「地元書店がそれぞれ持ち味を生かして書籍を持って着てくれる。その中から司書が選び、ラインアップを充実させている」と、鳥取県 立図書館(鳥取市)の小椋誠副館長(55)は話されます。


 蔵書127万冊の同館は1990年の開館当初から、購入する 本を地元書店が持ち込んだ書籍から選ぶ「見計らい」を行ってきました。


週 2回開かれる見計らいには、県内の六つの書店が交代で参加します。


 7月中旬、図書館の選書室に「世界の大学図書館」「古文書用語辞典」といった人文系などの書籍約230冊が持ち込まれました。


約 90㌔離れた同県米子市にある「杉島書店」の杉嶋運一代表(75)が見計らいのため棚に並べると、司書ら約40人が 1冊ずつ手に取り、98冊の購入候補を決めていきました。


 同館は書籍と雑誌の購入に年間約 1億円の 予算を持っており、2022年度はその96%を使って県内書店から購入しています。


杉嶋代表は「経営面で大きな助けになっている。図書館に新刊を提案することは書店のレベルアップにもつながる」と話されます。


県立図書館側も「見計らいを通じて司書の力量も上がっている。
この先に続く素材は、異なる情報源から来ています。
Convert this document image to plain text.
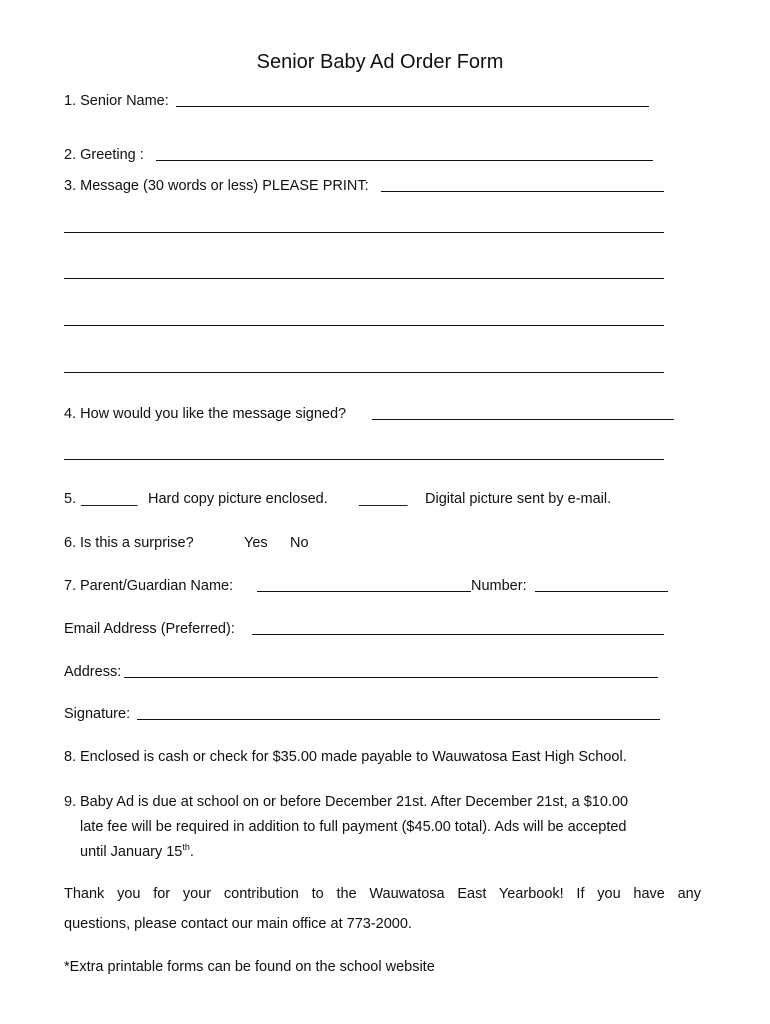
Senior Baby Ad Order Form
1. Senior Name:
2. Greeting :
3. Message (30 words or less) PLEASE PRINT:
4. How would you like the message signed?
5. _______ Hard copy picture enclosed. ______ Digital picture sent by e-mail.
6. Is this a surprise?	Yes No
7. Parent/Guardian Name:	Number:
Email Address (Preferred):
Address:
Signature:
8. Enclosed is cash or check for $35.00 made payable to Wauwatosa East High School.
9. Baby Ad is due at school on or before December 21st. After December 21st, a $10.00
late fee will be required in addition to full payment ($45.00 total). Ads will be accepted
until January 15th.
Thank you for your contribution to the Wauwatosa East Yearbook! If you have any
questions, please contact our main office at 773-2000.
*Extra printable forms can be found on the school website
鳥取方式は県の文字・活字文化に貢献している」といいます。


地元書店からの直接購入や見計らいは、福島県白河市や愛知県瀬戸市などでも行われています。


 その 他、東京町田市では、書店が市立図書館の本の貸し出しに一役買っています。


 同市を中心に展開する書店「久美堂」本町田店では昨年 5月から、利用者がネットで予約した図書館の本を、店頭で受け渡しするサービスを行っています。


今年 6月までの利用者は約5000人に上り、児童書を中心に約9000冊が貸し出されました。同店は市内八つの図書館から離れた「空白地帯」にあり住民の二 ーズが高いといいます。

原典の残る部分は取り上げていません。